Het werkrooster van deeltijdse arbeid kan variabel zijn. [2 In dat geval wordt het vastgesteld
volgens de regels bepaald in het arbeidsreglement. Dit moet blijken uit de in het eerste lid
bedoelde overeenkomst, die daarnaast, in afwijking van het tweede lid, slechts de
overeengekomen deeltijdse arbeidsregeling moet vermelden.]2 (De wekelijkse arbeidsduur,
berekend overeenkomstig de bepalingen vastgesteld door artikel 26bis, § 1, [1 zevende lid]1,
van de arbeidswet van 16 maart 1971, moet echter gemiddeld worden gerespecteerd over
een periode van maximum één trimester. Een collectieve arbeidsovereenkomst, gesloten
overeenkomstig de wet van 5 december 1968 betreffende de collectieve
arbeidsovereenkomsten en de paritaire comités (of, bij ontstentenis, het arbeidsreglement)
kan de periode verlengen tot maximum één jaar. Ze kan verlengd worden door de Koning
voor de werknemers en de werkgevers die niet onderworpen zijn aan de wet van 5
december 1968.) <W 1989-12-22/31, art. 182, 019; Inwerkingtreding : 30-03-1990> <W
1996-07-26/32, art. 40, 038; Inwerkingtreding : onbepaald> <W 1998-12-04/31, art. 10, 041;
Inwerkingtreding : 27-12-1998>
[2 Zo er geen overeenkomstig de voorgaande leden gesteld geschrift is, kan de werknemer
de deeltijdse arbeidsregeling en werkrooster kiezen die hem het meest gunstig zijn onder
dewelke die worden toegepast in de onderneming.]2
(De wekelijkse arbeidsduur van de deeltijds tewerkgestelde werknemer die in de bij het
eerste lid bedoelde overeenkomst is overeengekomen, mag niet lager liggen dan een derde
van de wekelijkse arbeidsduur van de voltijds tewerkgestelde werknemers die in de
onderneming tot dezelfde categorie behoren. Bij ontstentenis van voltijds tewerkgestelde
werknemers die in de onderneming tot dezelfde categorie behoren moet men zich houden
aan de arbeidsduur die in dezelfde bedrijfssector van toepassing is.
De Koning kan, bij in Ministerraad overlegd besluit, en onder de voorwaarden die Hij
vaststelt, toestaan dat afgeweken wordt van de grens van een derde in de bedrijfstakken, de
bedrijfscategorieën of de onderneming takken of voor de categorieën van werknemers of
werken waarop deze grens niet kan toegepast worden.
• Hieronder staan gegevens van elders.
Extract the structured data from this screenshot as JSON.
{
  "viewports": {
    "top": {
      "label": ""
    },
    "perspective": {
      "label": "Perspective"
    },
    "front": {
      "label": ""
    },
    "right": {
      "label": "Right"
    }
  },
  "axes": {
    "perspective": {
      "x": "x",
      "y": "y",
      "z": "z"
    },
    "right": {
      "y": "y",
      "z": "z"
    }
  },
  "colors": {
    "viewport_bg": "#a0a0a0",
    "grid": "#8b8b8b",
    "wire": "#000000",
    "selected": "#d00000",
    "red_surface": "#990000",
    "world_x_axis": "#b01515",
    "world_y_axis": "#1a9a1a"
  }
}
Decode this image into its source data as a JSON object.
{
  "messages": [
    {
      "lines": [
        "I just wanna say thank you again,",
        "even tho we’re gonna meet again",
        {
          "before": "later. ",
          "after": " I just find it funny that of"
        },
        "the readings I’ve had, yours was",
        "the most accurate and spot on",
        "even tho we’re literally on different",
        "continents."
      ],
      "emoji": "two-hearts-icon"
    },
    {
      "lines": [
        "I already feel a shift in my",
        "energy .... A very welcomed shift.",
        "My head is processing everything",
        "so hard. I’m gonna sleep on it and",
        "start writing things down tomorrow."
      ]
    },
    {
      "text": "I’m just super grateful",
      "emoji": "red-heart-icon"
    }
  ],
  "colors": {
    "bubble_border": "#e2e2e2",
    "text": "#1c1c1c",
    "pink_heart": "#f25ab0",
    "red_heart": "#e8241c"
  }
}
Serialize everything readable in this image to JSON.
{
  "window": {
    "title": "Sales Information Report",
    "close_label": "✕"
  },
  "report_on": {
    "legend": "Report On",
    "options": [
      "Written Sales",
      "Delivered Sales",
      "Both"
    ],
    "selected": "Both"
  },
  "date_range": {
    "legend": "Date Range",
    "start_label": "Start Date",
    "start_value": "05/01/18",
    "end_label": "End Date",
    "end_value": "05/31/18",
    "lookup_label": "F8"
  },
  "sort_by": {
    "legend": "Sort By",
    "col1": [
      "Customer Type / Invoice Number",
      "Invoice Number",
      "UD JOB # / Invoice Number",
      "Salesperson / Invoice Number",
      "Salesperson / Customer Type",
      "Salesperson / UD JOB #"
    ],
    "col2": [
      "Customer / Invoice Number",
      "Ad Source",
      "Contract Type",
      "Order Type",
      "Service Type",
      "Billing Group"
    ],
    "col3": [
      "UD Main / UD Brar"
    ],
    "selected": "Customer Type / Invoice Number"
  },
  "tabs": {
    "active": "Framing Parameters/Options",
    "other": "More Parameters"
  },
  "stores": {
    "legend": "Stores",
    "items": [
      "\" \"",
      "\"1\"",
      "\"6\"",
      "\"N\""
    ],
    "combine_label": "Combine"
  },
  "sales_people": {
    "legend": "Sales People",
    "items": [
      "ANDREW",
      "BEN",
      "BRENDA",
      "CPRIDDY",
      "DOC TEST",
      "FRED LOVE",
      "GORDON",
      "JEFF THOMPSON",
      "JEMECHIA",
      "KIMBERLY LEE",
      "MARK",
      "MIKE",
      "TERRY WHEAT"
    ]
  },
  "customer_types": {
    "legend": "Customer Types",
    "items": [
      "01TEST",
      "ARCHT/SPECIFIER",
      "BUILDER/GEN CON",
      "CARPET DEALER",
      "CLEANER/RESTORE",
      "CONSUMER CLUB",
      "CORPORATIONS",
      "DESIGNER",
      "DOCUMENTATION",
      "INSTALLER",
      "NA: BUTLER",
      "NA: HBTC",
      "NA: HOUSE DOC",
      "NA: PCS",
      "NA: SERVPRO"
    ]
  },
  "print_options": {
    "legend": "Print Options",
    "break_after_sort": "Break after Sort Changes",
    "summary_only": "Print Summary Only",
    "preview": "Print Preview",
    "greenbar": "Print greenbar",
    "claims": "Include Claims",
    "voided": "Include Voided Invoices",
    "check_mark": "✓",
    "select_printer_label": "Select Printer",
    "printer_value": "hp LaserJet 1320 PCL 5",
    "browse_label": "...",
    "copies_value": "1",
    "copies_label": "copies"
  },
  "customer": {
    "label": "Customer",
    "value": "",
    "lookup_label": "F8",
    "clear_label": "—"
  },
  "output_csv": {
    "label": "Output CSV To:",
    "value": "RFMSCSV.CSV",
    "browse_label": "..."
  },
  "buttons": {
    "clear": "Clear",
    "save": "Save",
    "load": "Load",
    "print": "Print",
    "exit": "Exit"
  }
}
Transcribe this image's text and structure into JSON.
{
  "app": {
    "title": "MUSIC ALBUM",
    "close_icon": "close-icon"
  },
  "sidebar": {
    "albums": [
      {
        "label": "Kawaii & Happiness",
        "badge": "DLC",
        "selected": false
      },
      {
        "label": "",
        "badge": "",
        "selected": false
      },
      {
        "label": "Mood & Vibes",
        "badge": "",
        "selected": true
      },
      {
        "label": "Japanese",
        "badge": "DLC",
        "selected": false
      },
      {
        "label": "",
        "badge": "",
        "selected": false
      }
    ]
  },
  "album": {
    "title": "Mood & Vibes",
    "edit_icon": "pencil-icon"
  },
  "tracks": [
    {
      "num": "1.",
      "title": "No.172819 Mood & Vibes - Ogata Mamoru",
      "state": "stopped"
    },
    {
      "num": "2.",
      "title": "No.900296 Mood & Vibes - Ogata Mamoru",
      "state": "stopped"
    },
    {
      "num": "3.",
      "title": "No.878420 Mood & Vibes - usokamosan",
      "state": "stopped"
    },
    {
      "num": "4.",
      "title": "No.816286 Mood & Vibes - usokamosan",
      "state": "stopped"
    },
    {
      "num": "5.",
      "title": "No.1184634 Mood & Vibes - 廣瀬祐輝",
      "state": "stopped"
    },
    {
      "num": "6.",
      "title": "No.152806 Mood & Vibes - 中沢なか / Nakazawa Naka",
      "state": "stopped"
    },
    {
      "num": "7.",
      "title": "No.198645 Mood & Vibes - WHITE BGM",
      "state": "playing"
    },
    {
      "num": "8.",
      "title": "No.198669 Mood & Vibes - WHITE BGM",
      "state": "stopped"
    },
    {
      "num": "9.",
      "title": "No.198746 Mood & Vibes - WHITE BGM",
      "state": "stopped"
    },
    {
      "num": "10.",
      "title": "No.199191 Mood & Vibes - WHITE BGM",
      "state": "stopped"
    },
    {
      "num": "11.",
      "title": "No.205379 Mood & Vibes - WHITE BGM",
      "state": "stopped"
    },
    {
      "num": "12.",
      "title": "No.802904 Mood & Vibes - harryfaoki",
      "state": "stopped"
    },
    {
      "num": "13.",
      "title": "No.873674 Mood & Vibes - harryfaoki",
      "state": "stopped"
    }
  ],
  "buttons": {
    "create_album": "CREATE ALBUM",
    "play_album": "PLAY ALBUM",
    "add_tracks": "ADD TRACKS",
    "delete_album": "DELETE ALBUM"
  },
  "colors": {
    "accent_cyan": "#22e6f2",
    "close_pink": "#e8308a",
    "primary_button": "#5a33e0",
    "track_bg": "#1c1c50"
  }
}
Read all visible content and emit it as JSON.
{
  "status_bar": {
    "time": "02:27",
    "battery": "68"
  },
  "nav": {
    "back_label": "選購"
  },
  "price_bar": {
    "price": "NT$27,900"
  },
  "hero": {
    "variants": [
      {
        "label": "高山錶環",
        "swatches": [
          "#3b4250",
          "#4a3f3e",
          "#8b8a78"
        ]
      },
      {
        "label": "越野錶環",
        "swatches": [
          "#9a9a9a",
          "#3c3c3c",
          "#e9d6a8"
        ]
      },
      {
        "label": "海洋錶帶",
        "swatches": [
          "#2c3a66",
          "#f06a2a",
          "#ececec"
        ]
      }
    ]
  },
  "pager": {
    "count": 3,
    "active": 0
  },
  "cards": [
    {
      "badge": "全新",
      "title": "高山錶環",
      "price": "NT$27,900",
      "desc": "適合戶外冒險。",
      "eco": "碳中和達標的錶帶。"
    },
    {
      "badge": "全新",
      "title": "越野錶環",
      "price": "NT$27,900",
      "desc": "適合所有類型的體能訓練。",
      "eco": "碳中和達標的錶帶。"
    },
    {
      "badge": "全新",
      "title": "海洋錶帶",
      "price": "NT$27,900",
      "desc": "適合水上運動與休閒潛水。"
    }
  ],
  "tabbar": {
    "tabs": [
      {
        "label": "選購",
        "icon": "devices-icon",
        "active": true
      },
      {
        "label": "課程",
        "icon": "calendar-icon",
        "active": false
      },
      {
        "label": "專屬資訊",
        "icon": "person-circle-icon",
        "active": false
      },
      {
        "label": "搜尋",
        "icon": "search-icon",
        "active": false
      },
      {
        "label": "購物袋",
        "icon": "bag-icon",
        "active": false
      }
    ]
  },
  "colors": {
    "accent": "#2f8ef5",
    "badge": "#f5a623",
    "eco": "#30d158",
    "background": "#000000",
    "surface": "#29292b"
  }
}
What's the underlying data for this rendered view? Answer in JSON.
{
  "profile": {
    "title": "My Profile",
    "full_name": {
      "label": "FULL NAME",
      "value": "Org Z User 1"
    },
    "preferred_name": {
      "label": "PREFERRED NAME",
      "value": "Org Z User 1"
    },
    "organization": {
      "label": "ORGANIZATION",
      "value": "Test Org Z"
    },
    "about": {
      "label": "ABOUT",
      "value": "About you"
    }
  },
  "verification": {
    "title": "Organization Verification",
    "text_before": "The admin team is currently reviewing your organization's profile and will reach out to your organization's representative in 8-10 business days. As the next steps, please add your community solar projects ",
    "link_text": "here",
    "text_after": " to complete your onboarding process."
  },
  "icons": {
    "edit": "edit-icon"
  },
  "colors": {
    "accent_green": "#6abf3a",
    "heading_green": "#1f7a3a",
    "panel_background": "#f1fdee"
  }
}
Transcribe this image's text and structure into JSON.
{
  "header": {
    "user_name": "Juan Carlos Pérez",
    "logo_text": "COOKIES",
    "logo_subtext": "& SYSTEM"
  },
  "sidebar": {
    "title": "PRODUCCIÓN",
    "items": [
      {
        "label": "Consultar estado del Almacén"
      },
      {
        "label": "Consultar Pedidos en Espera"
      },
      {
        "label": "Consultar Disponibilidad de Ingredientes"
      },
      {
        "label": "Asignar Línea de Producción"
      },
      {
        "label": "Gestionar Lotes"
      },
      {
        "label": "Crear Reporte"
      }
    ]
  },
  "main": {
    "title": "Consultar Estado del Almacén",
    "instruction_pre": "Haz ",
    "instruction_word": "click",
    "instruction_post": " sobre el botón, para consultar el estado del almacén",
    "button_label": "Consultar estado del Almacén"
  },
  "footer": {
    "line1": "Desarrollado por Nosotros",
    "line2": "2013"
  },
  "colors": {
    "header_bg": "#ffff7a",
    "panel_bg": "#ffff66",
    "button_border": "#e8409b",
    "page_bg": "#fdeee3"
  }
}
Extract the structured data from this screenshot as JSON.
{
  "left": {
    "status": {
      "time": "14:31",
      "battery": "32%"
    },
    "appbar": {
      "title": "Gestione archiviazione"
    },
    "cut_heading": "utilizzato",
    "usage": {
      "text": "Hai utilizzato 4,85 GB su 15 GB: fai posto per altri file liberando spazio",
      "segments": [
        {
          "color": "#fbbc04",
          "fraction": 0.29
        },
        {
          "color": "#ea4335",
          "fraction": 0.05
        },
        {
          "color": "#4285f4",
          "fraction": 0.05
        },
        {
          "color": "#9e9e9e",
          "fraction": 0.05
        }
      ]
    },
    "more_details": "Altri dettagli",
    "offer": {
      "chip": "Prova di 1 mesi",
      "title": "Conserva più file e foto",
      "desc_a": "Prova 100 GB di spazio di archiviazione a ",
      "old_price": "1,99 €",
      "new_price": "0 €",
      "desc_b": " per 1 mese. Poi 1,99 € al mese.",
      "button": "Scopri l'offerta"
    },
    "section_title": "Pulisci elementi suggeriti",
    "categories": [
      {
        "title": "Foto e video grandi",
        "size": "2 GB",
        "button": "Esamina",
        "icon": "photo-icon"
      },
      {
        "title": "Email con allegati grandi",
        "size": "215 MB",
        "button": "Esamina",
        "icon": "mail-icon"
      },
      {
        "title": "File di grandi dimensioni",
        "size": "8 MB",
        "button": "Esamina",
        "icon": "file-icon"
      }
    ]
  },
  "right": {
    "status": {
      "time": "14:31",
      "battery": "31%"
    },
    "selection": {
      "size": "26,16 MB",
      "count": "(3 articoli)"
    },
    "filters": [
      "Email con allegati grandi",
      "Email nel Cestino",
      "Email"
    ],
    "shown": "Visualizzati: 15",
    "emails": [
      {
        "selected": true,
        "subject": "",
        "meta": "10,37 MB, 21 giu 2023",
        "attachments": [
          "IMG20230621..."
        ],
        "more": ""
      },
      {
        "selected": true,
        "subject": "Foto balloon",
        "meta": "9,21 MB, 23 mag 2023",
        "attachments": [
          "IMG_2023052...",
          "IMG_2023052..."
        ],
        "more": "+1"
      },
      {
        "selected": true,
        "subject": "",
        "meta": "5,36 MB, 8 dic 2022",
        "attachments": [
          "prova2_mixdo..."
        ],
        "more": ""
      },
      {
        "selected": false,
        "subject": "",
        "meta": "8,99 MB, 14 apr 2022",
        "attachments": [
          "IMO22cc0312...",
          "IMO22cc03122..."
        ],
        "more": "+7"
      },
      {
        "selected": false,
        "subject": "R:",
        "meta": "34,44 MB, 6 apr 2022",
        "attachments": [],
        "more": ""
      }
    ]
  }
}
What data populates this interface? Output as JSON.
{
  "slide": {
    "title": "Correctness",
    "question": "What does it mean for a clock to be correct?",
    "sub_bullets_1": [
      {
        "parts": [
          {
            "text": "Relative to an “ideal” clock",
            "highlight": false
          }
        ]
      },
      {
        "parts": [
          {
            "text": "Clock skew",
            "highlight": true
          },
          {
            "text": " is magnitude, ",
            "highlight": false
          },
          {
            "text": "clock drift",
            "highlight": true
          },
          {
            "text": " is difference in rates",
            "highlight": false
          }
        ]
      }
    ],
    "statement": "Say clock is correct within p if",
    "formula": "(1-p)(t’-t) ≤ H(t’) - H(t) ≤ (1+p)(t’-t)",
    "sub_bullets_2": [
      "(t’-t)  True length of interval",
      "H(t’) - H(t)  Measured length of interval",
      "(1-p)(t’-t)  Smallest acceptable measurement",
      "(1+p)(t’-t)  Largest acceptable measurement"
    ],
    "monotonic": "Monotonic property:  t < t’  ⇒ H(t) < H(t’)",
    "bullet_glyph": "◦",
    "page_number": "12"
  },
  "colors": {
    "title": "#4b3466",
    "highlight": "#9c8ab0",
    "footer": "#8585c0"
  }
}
Wanneer de overeenkomst
prestaties vastlegt die lager liggen dan de grenzen die door of krachtens deze wet zijn
vastgesteld, is het loon nochtans verschuldigd op basis van deze minimumgrenzen.) <W
1989-12-22/31, art. 182, 019; Inwerkingtreding : 30-03-1990>
Art. 6. Alle met de bepalingen van deze wet en van haar uitvoeringsbesluiten strijdige
bedingen zijn nietig voor zover zij ertoe strekken de rechten van de werknemer in te korten
of zijn verplichtingen te verzwaren.
Art. 65. 1. Onder concurrentiebeding wordt verstaan het beding waarbij de werkman de
verbintenis aangaat bij zijn vertrek uit de onderneming geen soortgelijke activiteiten uit te
oefenen, hetzij door zelf een onderneming uit te baten, hetzij door in dienst te treden bij een
concurrerende werkgever, waardoor hij de mogelijkheid heeft de onderneming, die hij heeft
verlaten, nadeel te berokkenen door de kennis, die eigen is aan die onderneming en die hij
op industrieel of op handelsgebied in die onderneming heeft verworven, voor zichzelf of ten
voordele van een concurrerende onderneming aan te wenden.